Prosecutors filed a charge of attempted first-degree murder Thursday against a former University of Northern Colorado backup punter accused of stabbing his rival in the kicking leg.
Mitchell Cozad, 21, is accused of stabbing starter Rafael Mendoza on Sept. 11 outside Mendoza's apartment. Mendoza, who has returned to the team, was treated for a 3- to 5-inch deep puncture wound in his right thigh and released.
Cozad, of Wheatland, Wyo., also faces one count of second-degree assault. Prosecutors said he could face up to 48 years in prison if convicted.
His attorney, Joseph A. Gavaldon, did not immediately return a call.
Greeley, Colo., Police Lt. Gary Kessler said at the time the motive appeared to be competition for the starting job.
CLEMSON: Oprah Winfrey will be the latest to air the story of Clemson defensive back Ray Ray McElrathbey raising his 11-year-old brother, Fahmarr.

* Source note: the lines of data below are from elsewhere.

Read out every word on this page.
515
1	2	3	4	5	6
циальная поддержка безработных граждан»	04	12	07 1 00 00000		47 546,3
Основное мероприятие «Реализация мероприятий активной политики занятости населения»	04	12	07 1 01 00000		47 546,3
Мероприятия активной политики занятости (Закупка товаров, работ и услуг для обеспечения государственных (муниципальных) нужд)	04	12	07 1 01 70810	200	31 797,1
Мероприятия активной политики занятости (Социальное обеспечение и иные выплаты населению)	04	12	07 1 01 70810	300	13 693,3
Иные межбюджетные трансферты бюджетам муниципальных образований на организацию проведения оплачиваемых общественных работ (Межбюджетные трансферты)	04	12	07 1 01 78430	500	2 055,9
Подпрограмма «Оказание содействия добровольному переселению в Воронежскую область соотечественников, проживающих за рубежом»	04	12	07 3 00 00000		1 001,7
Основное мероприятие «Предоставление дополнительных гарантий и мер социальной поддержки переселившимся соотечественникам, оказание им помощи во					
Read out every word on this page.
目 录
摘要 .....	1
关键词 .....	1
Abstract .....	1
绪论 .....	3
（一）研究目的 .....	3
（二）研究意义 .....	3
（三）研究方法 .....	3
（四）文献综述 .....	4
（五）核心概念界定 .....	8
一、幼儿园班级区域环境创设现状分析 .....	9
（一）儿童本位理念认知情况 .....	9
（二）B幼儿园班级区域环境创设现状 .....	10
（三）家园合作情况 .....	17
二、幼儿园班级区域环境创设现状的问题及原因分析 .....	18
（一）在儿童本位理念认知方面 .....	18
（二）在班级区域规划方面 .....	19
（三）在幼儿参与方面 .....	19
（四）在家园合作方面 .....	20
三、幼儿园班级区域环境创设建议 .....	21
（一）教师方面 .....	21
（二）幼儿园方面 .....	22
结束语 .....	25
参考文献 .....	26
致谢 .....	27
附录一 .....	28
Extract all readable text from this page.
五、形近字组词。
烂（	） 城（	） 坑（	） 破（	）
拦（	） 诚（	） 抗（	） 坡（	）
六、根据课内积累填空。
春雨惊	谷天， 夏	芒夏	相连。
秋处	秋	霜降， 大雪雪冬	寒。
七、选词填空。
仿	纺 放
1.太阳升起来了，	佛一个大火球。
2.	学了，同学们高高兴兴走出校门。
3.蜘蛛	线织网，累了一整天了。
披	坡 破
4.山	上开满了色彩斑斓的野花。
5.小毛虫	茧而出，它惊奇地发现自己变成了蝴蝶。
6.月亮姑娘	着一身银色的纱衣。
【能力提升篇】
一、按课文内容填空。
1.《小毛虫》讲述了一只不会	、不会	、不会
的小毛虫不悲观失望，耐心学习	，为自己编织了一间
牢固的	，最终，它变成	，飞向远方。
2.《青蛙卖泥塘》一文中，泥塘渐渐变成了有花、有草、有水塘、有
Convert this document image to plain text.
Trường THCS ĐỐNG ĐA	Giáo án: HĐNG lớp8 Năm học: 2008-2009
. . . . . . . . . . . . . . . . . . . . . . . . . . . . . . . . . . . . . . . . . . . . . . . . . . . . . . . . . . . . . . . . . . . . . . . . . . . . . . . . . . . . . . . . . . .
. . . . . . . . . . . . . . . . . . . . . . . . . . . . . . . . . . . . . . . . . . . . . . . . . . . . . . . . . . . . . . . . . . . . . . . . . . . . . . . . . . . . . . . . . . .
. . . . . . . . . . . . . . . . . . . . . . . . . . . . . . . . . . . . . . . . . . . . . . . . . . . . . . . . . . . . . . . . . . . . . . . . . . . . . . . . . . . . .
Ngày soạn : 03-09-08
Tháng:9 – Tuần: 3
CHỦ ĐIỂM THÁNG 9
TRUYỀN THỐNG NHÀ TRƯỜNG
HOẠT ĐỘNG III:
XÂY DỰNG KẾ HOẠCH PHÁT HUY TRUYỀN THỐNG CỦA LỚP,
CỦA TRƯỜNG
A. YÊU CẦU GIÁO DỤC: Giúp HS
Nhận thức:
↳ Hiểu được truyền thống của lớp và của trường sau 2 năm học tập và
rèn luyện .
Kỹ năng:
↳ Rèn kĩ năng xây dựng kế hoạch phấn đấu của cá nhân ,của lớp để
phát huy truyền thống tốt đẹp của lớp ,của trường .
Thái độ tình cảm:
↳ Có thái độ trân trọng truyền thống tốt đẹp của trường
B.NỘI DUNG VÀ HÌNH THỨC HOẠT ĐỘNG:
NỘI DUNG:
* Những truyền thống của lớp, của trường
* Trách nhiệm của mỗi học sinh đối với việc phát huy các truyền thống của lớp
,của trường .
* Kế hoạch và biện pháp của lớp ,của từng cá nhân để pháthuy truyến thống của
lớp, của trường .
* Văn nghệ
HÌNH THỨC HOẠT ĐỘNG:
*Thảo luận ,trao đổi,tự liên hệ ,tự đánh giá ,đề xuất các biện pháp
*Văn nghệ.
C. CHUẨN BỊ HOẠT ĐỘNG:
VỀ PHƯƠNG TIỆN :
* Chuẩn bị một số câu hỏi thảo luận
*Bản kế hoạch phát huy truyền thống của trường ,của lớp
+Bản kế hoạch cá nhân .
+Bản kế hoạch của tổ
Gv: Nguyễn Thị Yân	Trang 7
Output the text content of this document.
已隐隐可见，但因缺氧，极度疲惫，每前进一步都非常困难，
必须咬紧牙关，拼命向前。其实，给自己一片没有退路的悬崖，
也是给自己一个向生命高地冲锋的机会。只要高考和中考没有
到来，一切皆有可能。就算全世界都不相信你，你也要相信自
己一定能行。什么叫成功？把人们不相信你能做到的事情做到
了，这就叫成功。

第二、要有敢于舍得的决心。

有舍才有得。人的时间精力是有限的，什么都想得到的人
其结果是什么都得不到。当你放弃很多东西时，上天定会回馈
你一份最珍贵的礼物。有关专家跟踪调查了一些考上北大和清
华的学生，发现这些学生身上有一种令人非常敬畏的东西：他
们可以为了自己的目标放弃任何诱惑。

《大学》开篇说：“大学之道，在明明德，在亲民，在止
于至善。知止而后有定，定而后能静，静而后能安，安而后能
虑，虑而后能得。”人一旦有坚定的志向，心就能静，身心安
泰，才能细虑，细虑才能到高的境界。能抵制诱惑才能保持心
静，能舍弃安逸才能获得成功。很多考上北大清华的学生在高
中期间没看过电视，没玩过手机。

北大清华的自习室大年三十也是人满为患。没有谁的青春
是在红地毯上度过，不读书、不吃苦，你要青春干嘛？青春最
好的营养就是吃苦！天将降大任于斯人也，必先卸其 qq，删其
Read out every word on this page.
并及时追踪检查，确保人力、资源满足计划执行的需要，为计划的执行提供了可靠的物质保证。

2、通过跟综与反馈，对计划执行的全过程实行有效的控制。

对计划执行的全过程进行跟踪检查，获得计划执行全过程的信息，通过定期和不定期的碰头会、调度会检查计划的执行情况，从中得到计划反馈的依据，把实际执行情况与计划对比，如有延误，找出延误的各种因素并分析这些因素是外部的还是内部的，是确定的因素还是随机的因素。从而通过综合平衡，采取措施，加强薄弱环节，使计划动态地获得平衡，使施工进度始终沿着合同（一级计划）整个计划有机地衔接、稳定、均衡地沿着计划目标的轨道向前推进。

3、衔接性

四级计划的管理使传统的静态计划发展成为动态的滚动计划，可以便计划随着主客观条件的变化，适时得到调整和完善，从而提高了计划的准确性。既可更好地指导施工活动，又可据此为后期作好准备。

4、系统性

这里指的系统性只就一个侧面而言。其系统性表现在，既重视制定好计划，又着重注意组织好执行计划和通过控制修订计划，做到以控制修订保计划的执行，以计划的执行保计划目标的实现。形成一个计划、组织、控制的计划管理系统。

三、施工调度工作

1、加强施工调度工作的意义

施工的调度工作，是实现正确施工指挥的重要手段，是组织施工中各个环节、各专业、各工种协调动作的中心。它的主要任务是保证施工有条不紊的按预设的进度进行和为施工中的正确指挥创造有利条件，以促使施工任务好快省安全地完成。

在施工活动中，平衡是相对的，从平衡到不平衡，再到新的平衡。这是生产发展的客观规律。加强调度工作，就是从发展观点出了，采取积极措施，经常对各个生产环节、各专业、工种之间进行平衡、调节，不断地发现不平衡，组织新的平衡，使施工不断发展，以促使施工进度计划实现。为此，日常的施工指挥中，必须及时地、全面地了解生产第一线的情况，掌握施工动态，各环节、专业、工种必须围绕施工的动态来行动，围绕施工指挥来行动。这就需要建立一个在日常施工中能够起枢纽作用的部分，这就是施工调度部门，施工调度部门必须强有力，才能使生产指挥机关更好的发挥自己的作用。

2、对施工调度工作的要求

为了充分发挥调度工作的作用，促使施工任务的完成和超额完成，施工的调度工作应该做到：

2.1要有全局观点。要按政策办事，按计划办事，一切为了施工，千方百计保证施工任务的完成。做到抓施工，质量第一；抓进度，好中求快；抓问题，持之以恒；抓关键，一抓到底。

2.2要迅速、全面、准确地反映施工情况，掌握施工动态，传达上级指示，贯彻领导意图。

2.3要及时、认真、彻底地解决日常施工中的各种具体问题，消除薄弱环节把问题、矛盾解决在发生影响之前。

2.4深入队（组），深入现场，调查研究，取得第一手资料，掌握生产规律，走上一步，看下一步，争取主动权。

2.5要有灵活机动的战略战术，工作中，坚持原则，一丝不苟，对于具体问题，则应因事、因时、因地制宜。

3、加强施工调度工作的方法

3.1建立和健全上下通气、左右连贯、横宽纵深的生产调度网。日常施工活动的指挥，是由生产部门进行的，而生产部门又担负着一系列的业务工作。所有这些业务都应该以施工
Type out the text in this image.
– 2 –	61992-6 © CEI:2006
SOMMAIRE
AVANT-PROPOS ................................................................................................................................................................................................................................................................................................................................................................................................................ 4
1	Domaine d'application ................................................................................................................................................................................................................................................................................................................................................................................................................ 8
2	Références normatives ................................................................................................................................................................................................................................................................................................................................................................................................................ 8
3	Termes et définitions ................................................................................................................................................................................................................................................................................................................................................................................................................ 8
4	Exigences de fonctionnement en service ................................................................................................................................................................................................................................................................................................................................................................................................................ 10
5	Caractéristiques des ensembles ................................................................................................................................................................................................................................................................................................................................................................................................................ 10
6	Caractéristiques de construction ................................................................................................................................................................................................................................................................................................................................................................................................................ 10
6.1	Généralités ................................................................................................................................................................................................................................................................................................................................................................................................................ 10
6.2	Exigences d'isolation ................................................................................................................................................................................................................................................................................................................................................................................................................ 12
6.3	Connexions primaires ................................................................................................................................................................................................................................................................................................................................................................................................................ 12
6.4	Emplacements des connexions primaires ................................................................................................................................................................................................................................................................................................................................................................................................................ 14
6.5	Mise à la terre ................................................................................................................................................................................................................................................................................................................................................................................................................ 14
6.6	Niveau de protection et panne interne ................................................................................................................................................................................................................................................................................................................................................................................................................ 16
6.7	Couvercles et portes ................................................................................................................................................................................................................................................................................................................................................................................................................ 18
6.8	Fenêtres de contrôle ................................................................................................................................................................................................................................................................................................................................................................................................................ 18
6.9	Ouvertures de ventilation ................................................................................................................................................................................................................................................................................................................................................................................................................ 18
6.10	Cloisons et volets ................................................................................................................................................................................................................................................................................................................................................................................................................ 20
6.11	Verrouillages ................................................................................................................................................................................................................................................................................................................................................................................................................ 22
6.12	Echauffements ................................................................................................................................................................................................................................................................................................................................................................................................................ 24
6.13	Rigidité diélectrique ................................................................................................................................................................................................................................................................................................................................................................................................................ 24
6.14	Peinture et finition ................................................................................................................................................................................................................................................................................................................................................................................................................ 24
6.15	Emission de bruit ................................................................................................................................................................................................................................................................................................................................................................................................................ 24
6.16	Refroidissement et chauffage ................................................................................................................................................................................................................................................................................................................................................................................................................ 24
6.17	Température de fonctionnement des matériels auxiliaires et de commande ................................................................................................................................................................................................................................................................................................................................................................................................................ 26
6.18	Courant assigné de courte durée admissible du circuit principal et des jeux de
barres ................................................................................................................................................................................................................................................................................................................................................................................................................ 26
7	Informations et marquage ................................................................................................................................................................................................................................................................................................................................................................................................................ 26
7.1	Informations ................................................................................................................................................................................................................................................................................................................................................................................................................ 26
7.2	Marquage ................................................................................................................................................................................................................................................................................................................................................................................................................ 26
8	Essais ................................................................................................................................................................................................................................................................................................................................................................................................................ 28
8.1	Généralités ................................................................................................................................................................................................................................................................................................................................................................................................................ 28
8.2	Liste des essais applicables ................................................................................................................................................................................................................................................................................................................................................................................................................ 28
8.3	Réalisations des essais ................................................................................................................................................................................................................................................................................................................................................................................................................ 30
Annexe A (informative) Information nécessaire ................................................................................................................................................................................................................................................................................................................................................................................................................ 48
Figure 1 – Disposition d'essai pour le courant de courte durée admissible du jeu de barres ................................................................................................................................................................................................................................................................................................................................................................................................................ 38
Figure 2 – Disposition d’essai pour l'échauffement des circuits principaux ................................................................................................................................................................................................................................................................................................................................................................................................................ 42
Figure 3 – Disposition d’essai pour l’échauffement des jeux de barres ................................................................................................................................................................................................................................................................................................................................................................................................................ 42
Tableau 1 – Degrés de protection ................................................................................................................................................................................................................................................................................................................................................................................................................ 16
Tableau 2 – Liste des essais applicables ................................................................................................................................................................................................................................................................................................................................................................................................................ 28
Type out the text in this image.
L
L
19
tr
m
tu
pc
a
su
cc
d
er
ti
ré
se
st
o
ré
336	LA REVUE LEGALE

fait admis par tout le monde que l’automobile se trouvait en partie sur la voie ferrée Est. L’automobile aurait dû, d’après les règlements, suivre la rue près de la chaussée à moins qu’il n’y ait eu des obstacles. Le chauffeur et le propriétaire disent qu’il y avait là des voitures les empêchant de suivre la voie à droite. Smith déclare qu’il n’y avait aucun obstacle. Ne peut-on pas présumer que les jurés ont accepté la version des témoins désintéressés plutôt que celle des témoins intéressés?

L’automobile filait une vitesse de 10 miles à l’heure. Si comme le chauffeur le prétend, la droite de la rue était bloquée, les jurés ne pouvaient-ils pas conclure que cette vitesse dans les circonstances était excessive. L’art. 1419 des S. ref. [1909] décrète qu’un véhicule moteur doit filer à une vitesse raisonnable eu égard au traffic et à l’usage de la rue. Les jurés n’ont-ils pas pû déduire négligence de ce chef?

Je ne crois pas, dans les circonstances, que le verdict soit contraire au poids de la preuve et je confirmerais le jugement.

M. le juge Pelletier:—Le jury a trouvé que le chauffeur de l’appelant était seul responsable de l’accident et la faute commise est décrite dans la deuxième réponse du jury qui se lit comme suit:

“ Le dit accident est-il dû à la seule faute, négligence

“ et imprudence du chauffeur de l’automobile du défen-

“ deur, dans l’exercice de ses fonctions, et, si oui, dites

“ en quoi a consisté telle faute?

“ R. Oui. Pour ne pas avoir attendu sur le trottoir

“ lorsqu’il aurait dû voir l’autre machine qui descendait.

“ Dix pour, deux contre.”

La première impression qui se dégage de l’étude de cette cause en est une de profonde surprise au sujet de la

The Oprah Winfrey Show taped a segment with the McElrathbey brothers this week. The show is scheduled to be broadcast today.
The show features children who are running their households. The elder McElrathbey, 20, took custody of his younger brother this summer because of their mother's continuing battle with drug addiction.
Ray Ray had said he wanted Fahmarr near him because he didn't want to worry about the middle school student going to foster care.
The two share an off-campus apartment.
The NCAA granted Clemson a waiver so members of the coaching staff and their families could help Fahmarr with transportation to and from R.C. Edwards Middle School. A trust fund was also established to help with Fahmarr's care.
COLORADO: The Colorado Court of Appeals refused to order the release of a grand jury's investigation report on a football recruiting scandal at the University of Colorado that prompted tighter controls on the school's athletic department.
A three-judge appeals court panel said that a Denver District Court judge made the right decision under state grand jury secrecy rules that allow the release of an investigative report only if no indictments are made.
In September 2004, the judge refused to unseal the report because the investigation resulted in a single indictment against a former football recruiting aide.
DARTMOUTH-HOLY CROSS BRAWL: The Dartmouth athletic department and football team apologized for the fight that broke out at the end of its game with Holy Cross last weekend as the college and police continued to investigate the incident.
After winning in overtime, Holy Cross players celebrated atop the Dartmouth "D" painted on the field, and fights broke out when the teams lined up for post-game handshakes. Some players were thrown to the ground and kicked. Coaches, campus security and Hanover police broke it up. No one was hurt.
"It is obvious that many players and some staff of both teams were involved in this incident," athletic director Jo Ann Harper said. But she said she was not able to identify specific participants.